Here is another problem sometims the keys are different, but the hash value is the same, how to solve this confict?
Conflict resolution
One of the most commonly used method is chaining.
The picture above shows this method:
- Each hash value is the address of the head of a linked list.
- Same hash values are stored in a linked list.
In this way, a million numbers can be put into 1000 linked lists, and also we can think each linked list as a bucket, and the hash value is the number of a bucket.
When searching a value, 2 steps are needed:
- Calculate the hash value which also means the number of a bucket. This action’s time complexity is O(1).

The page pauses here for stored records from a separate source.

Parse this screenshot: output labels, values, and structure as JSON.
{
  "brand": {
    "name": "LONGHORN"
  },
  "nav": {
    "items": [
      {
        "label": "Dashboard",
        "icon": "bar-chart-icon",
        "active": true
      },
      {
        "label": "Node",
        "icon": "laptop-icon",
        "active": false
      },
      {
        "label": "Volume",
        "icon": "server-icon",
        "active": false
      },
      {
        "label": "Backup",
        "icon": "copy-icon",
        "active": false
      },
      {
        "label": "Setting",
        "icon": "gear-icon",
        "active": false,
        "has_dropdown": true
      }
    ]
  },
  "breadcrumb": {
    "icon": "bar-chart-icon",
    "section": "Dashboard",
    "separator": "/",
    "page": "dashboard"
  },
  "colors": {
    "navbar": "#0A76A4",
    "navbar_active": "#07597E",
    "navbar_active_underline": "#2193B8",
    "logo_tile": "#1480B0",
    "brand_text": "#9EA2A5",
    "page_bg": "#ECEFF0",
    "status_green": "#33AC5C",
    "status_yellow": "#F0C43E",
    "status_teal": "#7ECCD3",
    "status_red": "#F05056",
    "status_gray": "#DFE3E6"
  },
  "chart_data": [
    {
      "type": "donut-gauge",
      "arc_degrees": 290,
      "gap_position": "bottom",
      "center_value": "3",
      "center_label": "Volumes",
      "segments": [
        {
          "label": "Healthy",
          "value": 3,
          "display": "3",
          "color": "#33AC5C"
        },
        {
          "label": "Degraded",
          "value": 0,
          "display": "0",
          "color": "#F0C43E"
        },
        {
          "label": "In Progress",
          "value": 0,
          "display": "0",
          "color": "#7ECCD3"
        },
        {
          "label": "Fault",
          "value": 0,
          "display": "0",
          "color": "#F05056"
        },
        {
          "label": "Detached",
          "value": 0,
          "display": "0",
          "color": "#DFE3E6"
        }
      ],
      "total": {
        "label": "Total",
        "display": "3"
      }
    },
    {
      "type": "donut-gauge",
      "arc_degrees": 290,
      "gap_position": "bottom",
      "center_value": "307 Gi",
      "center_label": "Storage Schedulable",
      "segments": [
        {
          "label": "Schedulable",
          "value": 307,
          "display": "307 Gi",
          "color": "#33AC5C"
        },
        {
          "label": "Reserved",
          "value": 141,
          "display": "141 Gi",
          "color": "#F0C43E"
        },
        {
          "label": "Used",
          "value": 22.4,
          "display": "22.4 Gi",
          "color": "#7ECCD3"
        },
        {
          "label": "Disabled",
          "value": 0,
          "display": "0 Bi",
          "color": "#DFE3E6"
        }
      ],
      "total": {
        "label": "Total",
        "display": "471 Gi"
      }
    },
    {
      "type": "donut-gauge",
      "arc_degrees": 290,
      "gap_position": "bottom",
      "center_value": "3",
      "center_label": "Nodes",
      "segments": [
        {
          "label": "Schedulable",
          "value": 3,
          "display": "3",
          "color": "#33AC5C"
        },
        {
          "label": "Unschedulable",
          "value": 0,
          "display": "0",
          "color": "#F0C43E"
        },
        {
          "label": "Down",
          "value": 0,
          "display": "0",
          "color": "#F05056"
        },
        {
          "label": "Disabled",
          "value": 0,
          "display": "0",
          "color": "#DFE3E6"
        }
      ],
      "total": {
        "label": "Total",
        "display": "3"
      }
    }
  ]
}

- Loop the bucket and find the matched node according to the key. This action’s time complexity is O(1) at best, O(n) at worst.
Implementation
Here is a sample implementation of the 6-digit city’s hash table.
class HashLinkedNode {
value: any;
key: string;
next: HashLinkedNode | null;
constructor(key: string, value: any) {
this.key = key;
this.value = value;
this.next = null;
}
}
class HashTableForCityNumber {
buckets: HashLinkedNode[];
private bucketSize: number = 1000;
constructor() {
this.buckets = [];
}
// Treat the number as a 6-digit int.
private hash(key: number): number {
let bucketNum = Math.floor(key / this.bucketSize);
return bucketNum;
}
// Loop the link list to find the node.
private findNodeByKeyInBucket(head: HashLinkedNode, key: string): any {
let current = head;
let prev = null;
let node: HashLinkedNode = null;
while (current !== null) {
if (current.key === key) {
node = current;
break;
}
prev = current;
current = current.next;
}
return {
current: node,
prev: prev
};
}
put(key: string, value: any): void {
const bucketNum: number = this.hash(parseInt(key));
const bucketHead: HashLinkedNode = this.buckets[bucketNum];
// First node
if (typeof bucketHead === 'undefined') {
this.buckets[bucketNum] = new HashLinkedNode(key, value);
}
else {
const targetNode = this.findNodeByKeyInBucket(bucketHead, key);
// Insert the new node to head
if (targetNode.current === null) {
const insertNode = new HashLinkedNode(key, value);
insertNode.next = bucketHead;
this.buckets[bucketNum] = insertNode;
}
// Replace current value
else {
targetNode.current.value = value;
}
}
}
get(key: string): HashLinkedNode {
const bucketNum: number = this.hash(parseInt(key));
const bucketHead: HashLinkedNode = this.buckets[bucketNum];
const targetNode = this.findNodeByKeyInBucket(bucketHead, key).current;
return targetNode ? targetNode.value : null;
}
remove(key: string): HashLinkedNode {
const bucketNum: number = this.hash(parseInt(key));
const bucketHead: HashLinkedNode = this.buckets[bucketNum];
const targetNode = this.findNodeByKeyInBucket(bucketHead, key);
if (targetNode.current === null) {
throw new TypeError(`Can't remove a node which doesn't exist.`);
}
// Remove the head
else if (targetNode.prev === null) {
this.buckets[bucketNum] = targetNode.current.next;
}
// Remove node in the middle
else {
targetNode.prev.next = targetNode.current.next;
}
return targetNode.current;
}
}
const cityHashTable = new HashTableForCityNumber();
cityHashTable.put('110011', 'hello');
cityHashTable.put('123116', 'world');
console.log(cityHashTable.get('110011'));
cityHashTable.remove('123116');
cityHashTable.put('110011', 'hello2');
console.log(cityHashTable.get('110011'));
Exercises
Find the common part of two arrays(only contain numbers). Each number can only be consumed once.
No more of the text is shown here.